Comparative Example 4
Instead of the cultivation soil for plant cultivation made of the foam of Example 12, conventional cultivation soil for plant cultivation, that is, red sphere fine granules: humus soil: pumice fine grains so as to have a volume ratio of 6: 3: 1. Tulips were grown in the same manner as in Example 12 except that the mixed culture soil was used. In Comparative Example 4, the surface of the soil immediately dried unless water was replenished about twice as often as in Example 12.

  As a result, the flowering of Gander tulips was on April 20th, the year after the planting year.

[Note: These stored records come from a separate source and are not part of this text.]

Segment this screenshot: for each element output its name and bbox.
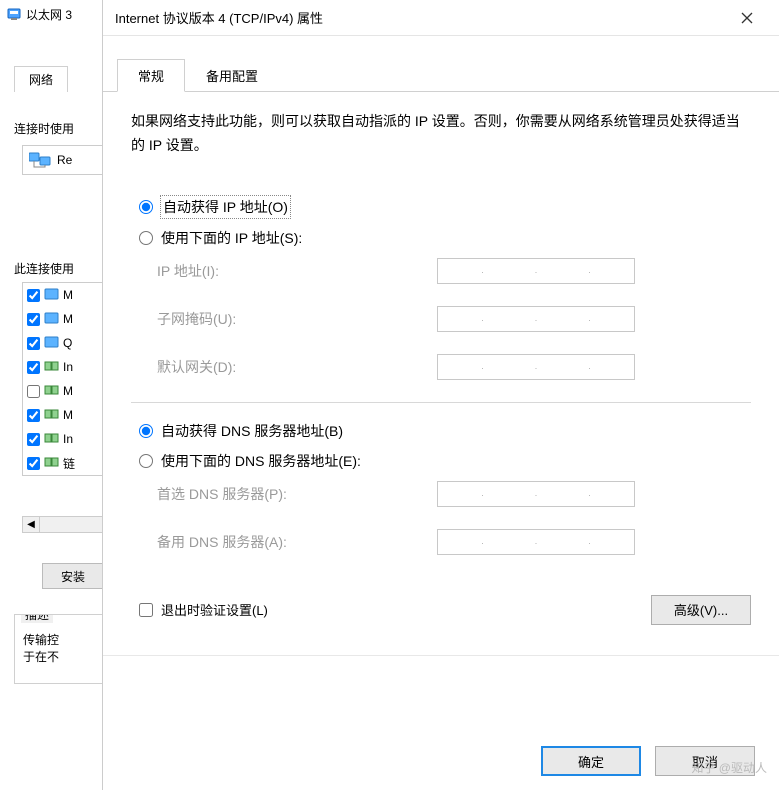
validate-label: 退出时验证设置(L) — [161, 600, 268, 619]
list-item[interactable]: M — [23, 403, 103, 427]
dialog-titlebar: Internet 协议版本 4 (TCP/IPv4) 属性 — [103, 0, 779, 36]
tab-general[interactable]: 常规 — [117, 59, 185, 92]
tab-alternate-config[interactable]: 备用配置 — [185, 59, 279, 92]
default-gateway-label: 默认网关(D): — [157, 357, 437, 377]
close-icon — [741, 12, 753, 24]
list-item[interactable]: In — [23, 355, 103, 379]
protocol-icon — [44, 432, 60, 446]
field-preferred-dns: 首选 DNS 服务器(P): ... — [157, 481, 751, 507]
radio-ip-manual[interactable] — [139, 231, 153, 245]
advanced-button[interactable]: 高级(V)... — [651, 595, 751, 625]
field-subnet-mask: 子网掩码(U): ... — [157, 306, 751, 332]
ethernet-title: 以太网 3 — [26, 6, 72, 23]
subnet-mask-label: 子网掩码(U): — [157, 309, 437, 329]
ip-address-label: IP 地址(I): — [157, 261, 437, 281]
default-gateway-input[interactable]: ... — [437, 354, 635, 380]
network-adapter-icon — [29, 151, 51, 169]
ipv4-properties-dialog: Internet 协议版本 4 (TCP/IPv4) 属性 常规 备用配置 如果… — [102, 0, 779, 790]
parent-description-group: 描述 传输控 于在不 — [14, 614, 104, 684]
protocol-icon — [44, 312, 60, 326]
protocol-icon — [44, 384, 60, 398]
list-item[interactable]: M — [23, 307, 103, 331]
protocol-icon — [44, 360, 60, 374]
protocol-icon — [44, 456, 60, 470]
alternate-dns-label: 备用 DNS 服务器(A): — [157, 532, 437, 552]
description-line2: 于在不 — [23, 648, 95, 665]
section-divider — [131, 402, 751, 403]
protocol-checkbox[interactable] — [27, 433, 40, 446]
list-item[interactable]: 链 — [23, 451, 103, 475]
validate-checkbox[interactable] — [139, 603, 153, 617]
validate-row[interactable]: 退出时验证设置(L) — [139, 600, 268, 619]
radio-ip-auto[interactable] — [139, 200, 153, 214]
protocol-checkbox[interactable] — [27, 313, 40, 326]
radio-ip-manual-label: 使用下面的 IP 地址(S): — [161, 228, 302, 248]
radio-dns-auto[interactable] — [139, 424, 153, 438]
protocol-checkbox[interactable] — [27, 385, 40, 398]
protocol-icon — [44, 288, 60, 302]
list-item[interactable]: In — [23, 427, 103, 451]
radio-dns-manual-label: 使用下面的 DNS 服务器地址(E): — [161, 451, 361, 471]
alternate-dns-input[interactable]: ... — [437, 529, 635, 555]
dns-auto-row[interactable]: 自动获得 DNS 服务器地址(B) — [131, 421, 751, 441]
parent-connect-using-label: 连接时使用 — [14, 120, 74, 137]
parent-adapter-box[interactable]: Re — [22, 145, 104, 175]
protocol-icon — [44, 336, 60, 350]
description-line1: 传输控 — [23, 631, 95, 648]
ip-address-input[interactable]: ... — [437, 258, 635, 284]
protocol-checkbox[interactable] — [27, 361, 40, 374]
ip-manual-row[interactable]: 使用下面的 IP 地址(S): — [131, 228, 751, 248]
field-default-gateway: 默认网关(D): ... — [157, 354, 751, 380]
parent-install-button[interactable]: 安装 — [42, 563, 104, 589]
dns-manual-row[interactable]: 使用下面的 DNS 服务器地址(E): — [131, 451, 751, 471]
cancel-button[interactable]: 取消 — [655, 746, 755, 776]
protocol-checkbox[interactable] — [27, 337, 40, 350]
list-item[interactable]: M — [23, 379, 103, 403]
parent-protocol-list[interactable]: M M Q In M M In 链 — [22, 282, 104, 476]
ip-auto-row[interactable]: 自动获得 IP 地址(O) — [131, 196, 751, 218]
parent-properties-window: 以太网 3 网络 连接时使用 Re 此连接使用 M M Q In M M In … — [0, 0, 105, 790]
dialog-title: Internet 协议版本 4 (TCP/IPv4) 属性 — [115, 8, 323, 27]
list-item[interactable]: Q — [23, 331, 103, 355]
preferred-dns-input[interactable]: ... — [437, 481, 635, 507]
intro-text: 如果网络支持此功能，则可以获取自动指派的 IP 设置。否则，你需要从网络系统管理… — [131, 110, 751, 158]
bottom-row: 退出时验证设置(L) 高级(V)... — [131, 595, 751, 625]
protocol-checkbox[interactable] — [27, 289, 40, 302]
dialog-close-button[interactable] — [727, 3, 767, 33]
protocol-icon — [44, 408, 60, 422]
parent-tab-network[interactable]: 网络 — [14, 66, 68, 92]
protocol-checkbox[interactable] — [27, 457, 40, 470]
subnet-mask-input[interactable]: ... — [437, 306, 635, 332]
field-ip-address: IP 地址(I): ... — [157, 258, 751, 284]
radio-dns-auto-label: 自动获得 DNS 服务器地址(B) — [161, 421, 343, 441]
list-item[interactable]: M — [23, 283, 103, 307]
field-alternate-dns: 备用 DNS 服务器(A): ... — [157, 529, 751, 555]
parent-connection-uses-label: 此连接使用 — [14, 260, 74, 277]
dialog-footer: 确定 取消 — [541, 746, 755, 776]
radio-ip-auto-label: 自动获得 IP 地址(O) — [161, 196, 290, 218]
parent-adapter-text: Re — [57, 153, 72, 167]
preferred-dns-label: 首选 DNS 服务器(P): — [157, 484, 437, 504]
dialog-tabs: 常规 备用配置 — [103, 36, 779, 92]
dialog-footer-separator — [103, 655, 779, 666]
parent-horizontal-scrollbar[interactable]: ◀ — [22, 516, 104, 533]
protocol-checkbox[interactable] — [27, 409, 40, 422]
description-legend: 描述 — [21, 614, 53, 623]
radio-dns-manual[interactable] — [139, 454, 153, 468]
dialog-content: 如果网络支持此功能，则可以获取自动指派的 IP 设置。否则，你需要从网络系统管理… — [103, 92, 779, 643]
ok-button[interactable]: 确定 — [541, 746, 641, 776]
ethernet-icon — [6, 6, 22, 22]
scroll-left-icon[interactable]: ◀ — [23, 517, 40, 532]
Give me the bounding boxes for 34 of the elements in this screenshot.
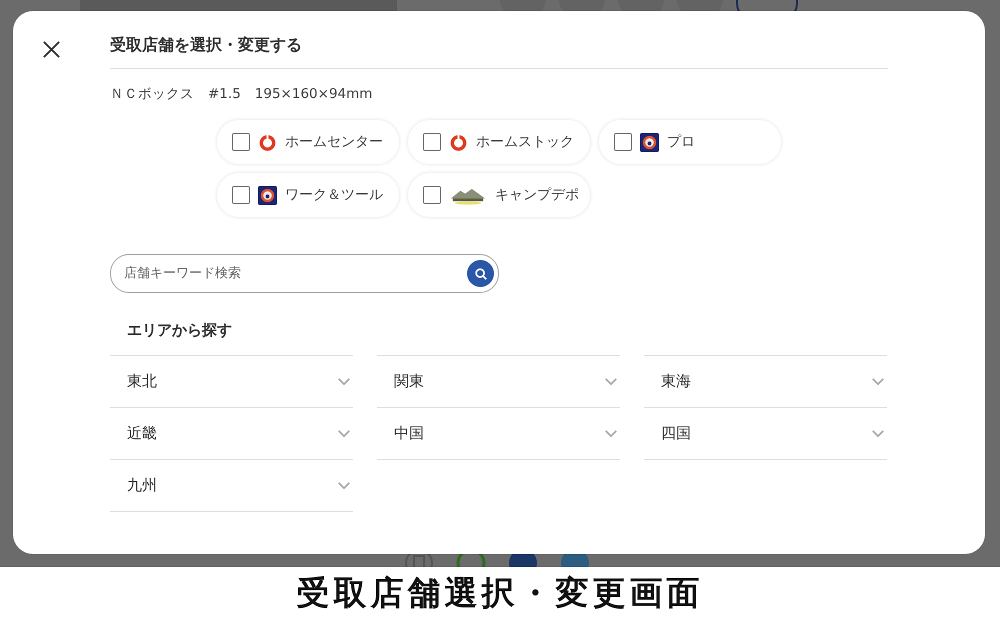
checkbox[interactable] [232, 133, 250, 151]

  Moreover, when the length of the largest petal of the tulip which blossomed each in Examples 12 and 13 and Comparative Example 4 was compared, the length of the petal of the tulip of Example 12 was the same as that of the tulip of Comparative Example 4. Compared to the petal length, the length of each tulip in Example 13 is about 1.6 times that of the tulip petal of Comparative Example 4, About 1.4 times to 1.5 times, the growth of tulips was promoted.

Claims (1)

N-acyl-N-methyl taurine surfactant, N-acyl taurine salt surfactant, polyoxyethylene fatty acid amide ether sulfate surfactant, glyceryl fatty acid alkylol amide ether sulfate surfactant, long chain acyl glutamate It comprises at least one surfactant selected from the group consisting of surfactants, isethionate surfactants, alcohol ethoxyglyceryl sulfonate surfactants, and normal paraffin sulfonate surfactants. A water-absorbing phenolic resin foam, characterized in that a wetting agent is blended, and the blending amount of the wetting agent is 0.5 to 5.0% by mass with respect to the mass of the phenolic resin foam.